Friday, October 05, 2007

Different cognitive processes underlying human mate choices and mate preferences

Starting with the assumption that the underlying function of mate choice is reproductive success, evolutionary psychologists have proposed that men should seek young, fertile, faithful women, and women should seek high-status, resourceful, committed men. This evolutionary reasoning predicts what traits people will actually tend to choose, but not necessarily what people say they will (or would like to) choose. Todd et al. suggest that different cognitive processes underlie mate preferences and actual human mate choices. Here is their abstract:

Based on undergraduates' self-reports of mate preferences for various traits and self-perceptions of their own levels on those traits, Buston and Emlen [Buston PM, Emlen ST (2003) Proc Natl Acad Sci USA 100:8805–8810] concluded that modern human mate choices do not reflect predictions of tradeoffs from evolutionary theory but instead follow a "likes-attract" pattern, where people choose mates who match their self-perceptions. However, reported preferences need not correspond to actual mate choices, which are more relevant from an evolutionary perspective. In a study of 46 adults participating in a speed-dating event, we were largely able to replicate Buston and Emlen's self-report results in a pre-event questionnaire, but we found that the stated preferences did not predict actual choices made during the speed-dates. Instead, men chose women based on their physical attractiveness, whereas women, who were generally much more discriminating than men, chose men whose overall desirability as a mate matched the women's self-perceived physical attractiveness. Unlike the cognitive processes that Buston and Emlen inferred from self-reports, this pattern of results from actual mate choices is very much in line with the evolutionary predictions of parental investment theory.

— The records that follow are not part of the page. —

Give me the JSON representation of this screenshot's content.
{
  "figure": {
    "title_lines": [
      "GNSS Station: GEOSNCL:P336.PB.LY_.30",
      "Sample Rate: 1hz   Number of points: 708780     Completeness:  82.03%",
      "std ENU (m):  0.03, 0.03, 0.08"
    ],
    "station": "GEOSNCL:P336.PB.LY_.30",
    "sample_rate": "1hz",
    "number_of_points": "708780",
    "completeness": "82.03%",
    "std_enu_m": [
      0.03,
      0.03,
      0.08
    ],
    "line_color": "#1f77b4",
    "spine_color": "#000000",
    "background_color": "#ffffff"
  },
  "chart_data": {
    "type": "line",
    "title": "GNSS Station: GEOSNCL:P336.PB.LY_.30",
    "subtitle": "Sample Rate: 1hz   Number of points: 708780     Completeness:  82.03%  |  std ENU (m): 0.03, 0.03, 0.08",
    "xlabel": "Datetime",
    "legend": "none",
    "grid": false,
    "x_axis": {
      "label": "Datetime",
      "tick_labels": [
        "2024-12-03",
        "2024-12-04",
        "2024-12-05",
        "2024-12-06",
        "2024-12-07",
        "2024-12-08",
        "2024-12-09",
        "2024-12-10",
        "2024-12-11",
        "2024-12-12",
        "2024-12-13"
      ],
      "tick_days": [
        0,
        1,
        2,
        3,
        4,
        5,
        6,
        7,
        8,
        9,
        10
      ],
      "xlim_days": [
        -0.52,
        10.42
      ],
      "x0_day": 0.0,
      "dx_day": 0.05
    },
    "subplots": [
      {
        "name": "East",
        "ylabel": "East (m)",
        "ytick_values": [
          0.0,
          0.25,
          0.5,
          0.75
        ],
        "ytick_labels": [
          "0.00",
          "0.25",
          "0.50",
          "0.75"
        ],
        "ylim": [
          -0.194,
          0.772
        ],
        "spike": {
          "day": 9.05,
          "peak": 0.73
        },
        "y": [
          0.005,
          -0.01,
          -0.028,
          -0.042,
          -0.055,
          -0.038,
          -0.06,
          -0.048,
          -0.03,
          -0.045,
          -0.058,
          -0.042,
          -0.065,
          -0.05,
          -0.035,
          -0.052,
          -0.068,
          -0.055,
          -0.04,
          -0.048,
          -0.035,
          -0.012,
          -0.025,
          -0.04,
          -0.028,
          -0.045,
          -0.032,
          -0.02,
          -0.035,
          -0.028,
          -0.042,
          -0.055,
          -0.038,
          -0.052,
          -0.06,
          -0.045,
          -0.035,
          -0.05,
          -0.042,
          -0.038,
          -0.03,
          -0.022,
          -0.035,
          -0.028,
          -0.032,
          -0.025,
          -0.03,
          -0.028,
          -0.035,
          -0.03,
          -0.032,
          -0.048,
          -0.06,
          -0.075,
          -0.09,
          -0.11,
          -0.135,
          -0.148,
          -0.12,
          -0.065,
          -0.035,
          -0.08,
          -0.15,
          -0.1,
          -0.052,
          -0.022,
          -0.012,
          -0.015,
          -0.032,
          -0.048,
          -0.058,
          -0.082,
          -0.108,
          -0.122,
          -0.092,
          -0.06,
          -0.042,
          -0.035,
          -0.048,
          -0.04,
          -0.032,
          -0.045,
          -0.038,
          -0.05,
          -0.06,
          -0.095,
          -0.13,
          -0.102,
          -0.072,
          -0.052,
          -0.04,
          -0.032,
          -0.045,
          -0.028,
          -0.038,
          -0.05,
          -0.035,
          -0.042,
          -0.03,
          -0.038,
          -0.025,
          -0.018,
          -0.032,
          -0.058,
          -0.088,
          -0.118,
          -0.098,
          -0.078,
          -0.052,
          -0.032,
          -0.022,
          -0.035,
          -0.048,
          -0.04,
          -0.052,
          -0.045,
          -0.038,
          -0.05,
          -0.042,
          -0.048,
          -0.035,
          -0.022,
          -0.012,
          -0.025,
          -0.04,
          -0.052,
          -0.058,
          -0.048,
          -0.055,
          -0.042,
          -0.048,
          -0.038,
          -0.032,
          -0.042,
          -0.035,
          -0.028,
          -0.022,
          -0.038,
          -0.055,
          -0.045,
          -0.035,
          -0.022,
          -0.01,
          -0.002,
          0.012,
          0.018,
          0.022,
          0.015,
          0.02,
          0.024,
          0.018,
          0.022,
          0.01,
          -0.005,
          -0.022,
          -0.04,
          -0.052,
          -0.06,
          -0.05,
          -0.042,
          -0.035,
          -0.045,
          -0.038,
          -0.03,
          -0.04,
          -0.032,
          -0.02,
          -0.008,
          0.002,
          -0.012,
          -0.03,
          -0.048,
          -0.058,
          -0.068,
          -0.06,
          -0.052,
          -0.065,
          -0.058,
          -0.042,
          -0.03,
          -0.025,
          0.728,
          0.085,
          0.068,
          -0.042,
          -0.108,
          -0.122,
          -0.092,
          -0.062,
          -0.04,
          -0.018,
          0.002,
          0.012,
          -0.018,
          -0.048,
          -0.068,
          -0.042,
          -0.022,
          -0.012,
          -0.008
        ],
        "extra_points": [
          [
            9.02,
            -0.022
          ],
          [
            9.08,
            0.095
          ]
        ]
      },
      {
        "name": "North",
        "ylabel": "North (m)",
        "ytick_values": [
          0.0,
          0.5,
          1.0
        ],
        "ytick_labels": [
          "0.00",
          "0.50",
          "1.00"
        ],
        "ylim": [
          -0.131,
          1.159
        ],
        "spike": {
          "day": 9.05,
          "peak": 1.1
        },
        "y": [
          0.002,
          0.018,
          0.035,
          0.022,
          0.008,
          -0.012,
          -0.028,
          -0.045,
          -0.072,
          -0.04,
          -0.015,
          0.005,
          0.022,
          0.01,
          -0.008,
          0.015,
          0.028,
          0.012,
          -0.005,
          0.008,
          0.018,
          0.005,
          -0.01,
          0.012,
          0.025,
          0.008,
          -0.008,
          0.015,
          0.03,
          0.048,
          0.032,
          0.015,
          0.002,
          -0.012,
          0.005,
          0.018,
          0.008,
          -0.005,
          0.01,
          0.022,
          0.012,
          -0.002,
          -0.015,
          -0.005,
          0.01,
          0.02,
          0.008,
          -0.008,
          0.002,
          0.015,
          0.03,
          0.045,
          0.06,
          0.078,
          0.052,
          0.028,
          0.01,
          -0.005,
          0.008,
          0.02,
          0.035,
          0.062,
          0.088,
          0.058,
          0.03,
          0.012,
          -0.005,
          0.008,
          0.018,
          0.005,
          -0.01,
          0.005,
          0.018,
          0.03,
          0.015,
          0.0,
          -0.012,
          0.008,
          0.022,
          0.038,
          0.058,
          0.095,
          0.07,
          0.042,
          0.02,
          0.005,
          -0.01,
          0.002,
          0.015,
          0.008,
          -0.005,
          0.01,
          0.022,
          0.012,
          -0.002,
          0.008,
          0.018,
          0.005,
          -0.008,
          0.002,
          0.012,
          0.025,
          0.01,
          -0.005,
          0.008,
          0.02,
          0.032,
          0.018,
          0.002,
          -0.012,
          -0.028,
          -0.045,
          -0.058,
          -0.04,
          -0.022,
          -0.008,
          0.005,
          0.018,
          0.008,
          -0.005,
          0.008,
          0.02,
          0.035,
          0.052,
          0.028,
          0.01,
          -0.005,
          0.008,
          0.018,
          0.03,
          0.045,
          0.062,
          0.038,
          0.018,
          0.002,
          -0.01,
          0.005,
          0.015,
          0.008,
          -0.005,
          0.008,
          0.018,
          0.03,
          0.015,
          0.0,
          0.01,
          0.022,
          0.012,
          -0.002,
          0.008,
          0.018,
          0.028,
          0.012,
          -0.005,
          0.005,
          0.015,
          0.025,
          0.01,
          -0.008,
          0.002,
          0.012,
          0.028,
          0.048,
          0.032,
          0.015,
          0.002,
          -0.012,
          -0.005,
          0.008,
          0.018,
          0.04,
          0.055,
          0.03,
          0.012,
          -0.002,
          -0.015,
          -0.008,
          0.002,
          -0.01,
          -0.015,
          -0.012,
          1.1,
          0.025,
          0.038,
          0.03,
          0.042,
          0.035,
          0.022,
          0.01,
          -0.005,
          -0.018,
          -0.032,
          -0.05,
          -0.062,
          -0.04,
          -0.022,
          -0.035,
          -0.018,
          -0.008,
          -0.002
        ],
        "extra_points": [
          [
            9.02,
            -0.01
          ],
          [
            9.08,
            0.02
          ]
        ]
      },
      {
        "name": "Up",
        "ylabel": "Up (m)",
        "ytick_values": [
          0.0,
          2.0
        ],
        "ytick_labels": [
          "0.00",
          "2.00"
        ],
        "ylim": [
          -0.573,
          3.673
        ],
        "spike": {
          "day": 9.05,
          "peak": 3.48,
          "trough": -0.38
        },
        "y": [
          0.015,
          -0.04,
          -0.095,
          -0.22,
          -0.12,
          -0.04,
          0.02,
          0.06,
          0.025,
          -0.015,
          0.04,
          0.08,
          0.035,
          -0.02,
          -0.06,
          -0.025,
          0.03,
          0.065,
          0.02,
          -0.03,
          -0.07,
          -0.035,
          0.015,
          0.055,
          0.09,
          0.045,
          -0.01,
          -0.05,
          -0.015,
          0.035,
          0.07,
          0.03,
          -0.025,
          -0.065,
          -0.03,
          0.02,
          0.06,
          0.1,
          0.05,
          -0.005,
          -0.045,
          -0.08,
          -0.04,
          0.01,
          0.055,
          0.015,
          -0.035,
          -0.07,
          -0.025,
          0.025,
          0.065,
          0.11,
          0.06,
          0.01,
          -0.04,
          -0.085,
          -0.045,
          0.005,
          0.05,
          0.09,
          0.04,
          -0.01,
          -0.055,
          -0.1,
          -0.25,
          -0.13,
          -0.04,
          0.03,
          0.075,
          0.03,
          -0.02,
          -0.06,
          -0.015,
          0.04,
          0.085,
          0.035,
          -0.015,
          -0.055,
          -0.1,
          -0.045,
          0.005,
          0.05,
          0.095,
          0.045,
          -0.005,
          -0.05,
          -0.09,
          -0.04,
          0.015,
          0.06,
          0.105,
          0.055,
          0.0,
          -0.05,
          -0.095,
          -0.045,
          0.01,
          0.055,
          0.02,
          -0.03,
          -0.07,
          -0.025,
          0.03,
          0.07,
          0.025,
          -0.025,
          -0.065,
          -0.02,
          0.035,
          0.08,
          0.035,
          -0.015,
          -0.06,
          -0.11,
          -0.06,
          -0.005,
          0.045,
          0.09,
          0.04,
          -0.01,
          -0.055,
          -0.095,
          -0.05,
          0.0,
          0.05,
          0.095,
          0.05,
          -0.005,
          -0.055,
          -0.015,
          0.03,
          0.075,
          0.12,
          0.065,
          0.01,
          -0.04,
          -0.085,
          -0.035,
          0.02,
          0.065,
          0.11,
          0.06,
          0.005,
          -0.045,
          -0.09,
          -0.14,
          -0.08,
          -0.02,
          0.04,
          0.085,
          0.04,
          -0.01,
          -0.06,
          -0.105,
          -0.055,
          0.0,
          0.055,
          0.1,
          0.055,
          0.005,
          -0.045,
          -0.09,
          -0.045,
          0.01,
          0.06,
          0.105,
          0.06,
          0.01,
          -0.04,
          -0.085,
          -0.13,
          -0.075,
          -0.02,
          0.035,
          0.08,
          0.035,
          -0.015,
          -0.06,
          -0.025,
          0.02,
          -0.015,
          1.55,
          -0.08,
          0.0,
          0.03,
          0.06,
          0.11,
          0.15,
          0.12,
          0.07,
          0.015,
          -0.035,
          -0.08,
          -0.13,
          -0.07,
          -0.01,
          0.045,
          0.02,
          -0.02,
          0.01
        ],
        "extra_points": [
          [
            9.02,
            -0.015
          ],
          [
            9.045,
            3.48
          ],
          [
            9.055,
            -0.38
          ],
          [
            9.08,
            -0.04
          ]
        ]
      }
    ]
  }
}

Monday, September 10, 2007

The smell of an alpha male....

Pheromones influence sexual behavior and reproduction in rodents. Mak et al report that:

...the pheromones of dominant (but not subordinate) males stimulate neuronal production in both the olfactory bulb and hippocampus of female mice, which are independently mediated by prolactin and luteinizing hormone, respectively. Neurogenesis induced by dominant-male pheromones correlates with a female preference for dominant males over subordinate males, whereas blocking neurogenesis with the mitotic inhibitor cytosine arabinoside eliminated this preference. These results suggest that male pheromones are involved in regulating neurogenesis in both the olfactory bulb and hippocampus, which may be important for female reproductive success.
I keep wondering if we won't be finding evidence for a version of this effect (perhaps more subtle) in humans... would the cheerleader, like the female rat in the box below, be more likely to hang out with the star quarterback if she had smelled his sweaty jersey a day earlier??

An illustration from the summary review by DiRocco and Xia:
Figure legend: Dominant male pheromones stimulate neurogenesis in females.
(a) Female mice exposed to dominant male pheromones spent more time sniffing the dominant male, whereas females exposed to subordinate male pheromones did not show any preference. (b) Exposing female mice to pheromones from dominant males led to increased neurogenesis in the subventricular zone (SVZ) and dentate gyrus (DG). Pheromones signal the main olfactory epithelium (MOE)–main olfactory bulb (MOB) axis, which relays the signal to the hypothalamus (HYP)–pituitary (PIT) axis, leading to the release of luteinizing hormone (LH) and prolactin (PRL). LH appeared to stimulate neurogenesis in the dentate gyrus of the hippocampus, whereas prolactin induced neurogenesis in the SVZ and MOB. It is hypothesized that pheromone-induced neurogenesis may underlie female mating preference for the dominant male. NC, nasal cavity; RMS, rostral migratory stream; green circles, newborn neurons.